Por fin había ocurrido algo que distrajera a Burden temporalmente de los problemas de su vida privada. Tenía la misma mirada de curiosidad y atención que un niño.

– ¿Qué haría en Navidad? -preguntó-. ¿Y en Semana Santa? ¿Qué haría en vacaciones?

– Lo averiguaremos, no te quepa duda. No sería el primer bígamo que se las arregla para hacerlo. Probablemente tendría también un Bunbury.

– ¿Un qué?

– Un familiar o un amigo inexistente que le sirviera de coartada. Imagino que el Bunbury de Williams era una madre anciana. [4]

– ¿Tenía una madre anciana?

– A saber. Pero estoy seguro de que era una persona capaz de crear una con la imaginación. Ya sabes el dicho: la madre es la invención de la necesidad.

Burden se estremeció.

– ¿Crees que la noche en que desapareció de Alverbury Road se fue a su otra casa?

– Creo que salió con idea de ir allí. Si llegó o no es otro asunto.

Fascinado por los chanchullos familiares de Williams, Burden dijo:

– Si Joy pensaba que su marido estaba trabajando en Ipswich para Sevensmith Harding cuando él se encontraba con Wendy, ¿dónde pensaba Wendy que se encontraba cuando estaba con Joy?
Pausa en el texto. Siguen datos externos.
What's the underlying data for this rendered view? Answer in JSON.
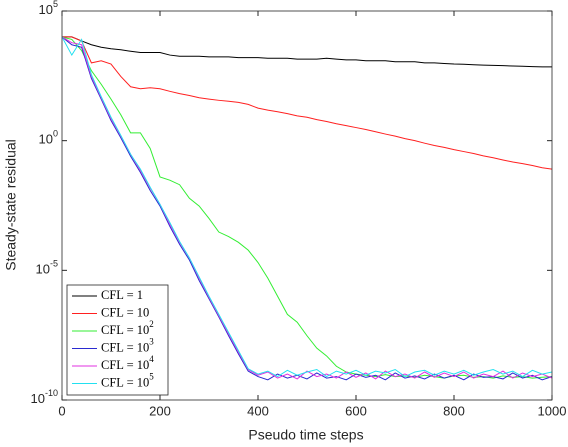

– No creo que supiera que trabajaba en Sevensmith Harding. Es probable que le mintiera en todo lo referente a su trabajo.

– Lo normal sería pensar que se confundía con los nombres. Es decir, a Wendy la llamaría Joy y a Joy Wendy.

– Habló el monógamo inocente… -dijo Wexford mirando a lo alto-. ¿Cómo piensas que se las arreglan los hombres casados que ven a otras mujeres? Llaman a todas «querida».

Burden meneó la cabeza como si se sintiera incapaz de hacer conjeturas acerca de aquel tema.

– ¿Piensa que fue una de ellas quien lo mató?

– ¿Y quien luego acarreó con el cadáver y lo enterró? Williams pesaba más de doscientas diez libras o noventa y pico kilos o como haya que decirlo hoy en día.

– Quizá fue Wendy quien hizo la llamada.

– ¿Crees que su voz suena como la de Joy?

Burden se vio obligado a reconocer que no. Joy hablaba con una voz monótona, sin acento ni inflexiones; Wendy tenía una voz aniñada y un tanto aflautada y hablaba con un ligero ceceo. Wexford estaba hablando sobre la calidad de voz de Joy, que aun careciendo de atractivo resultaba inconfundible, cuando volvió a sonar el teléfono.

– Otra joven que quiere verme -le dijo a Burden mientras colgaba el auricular.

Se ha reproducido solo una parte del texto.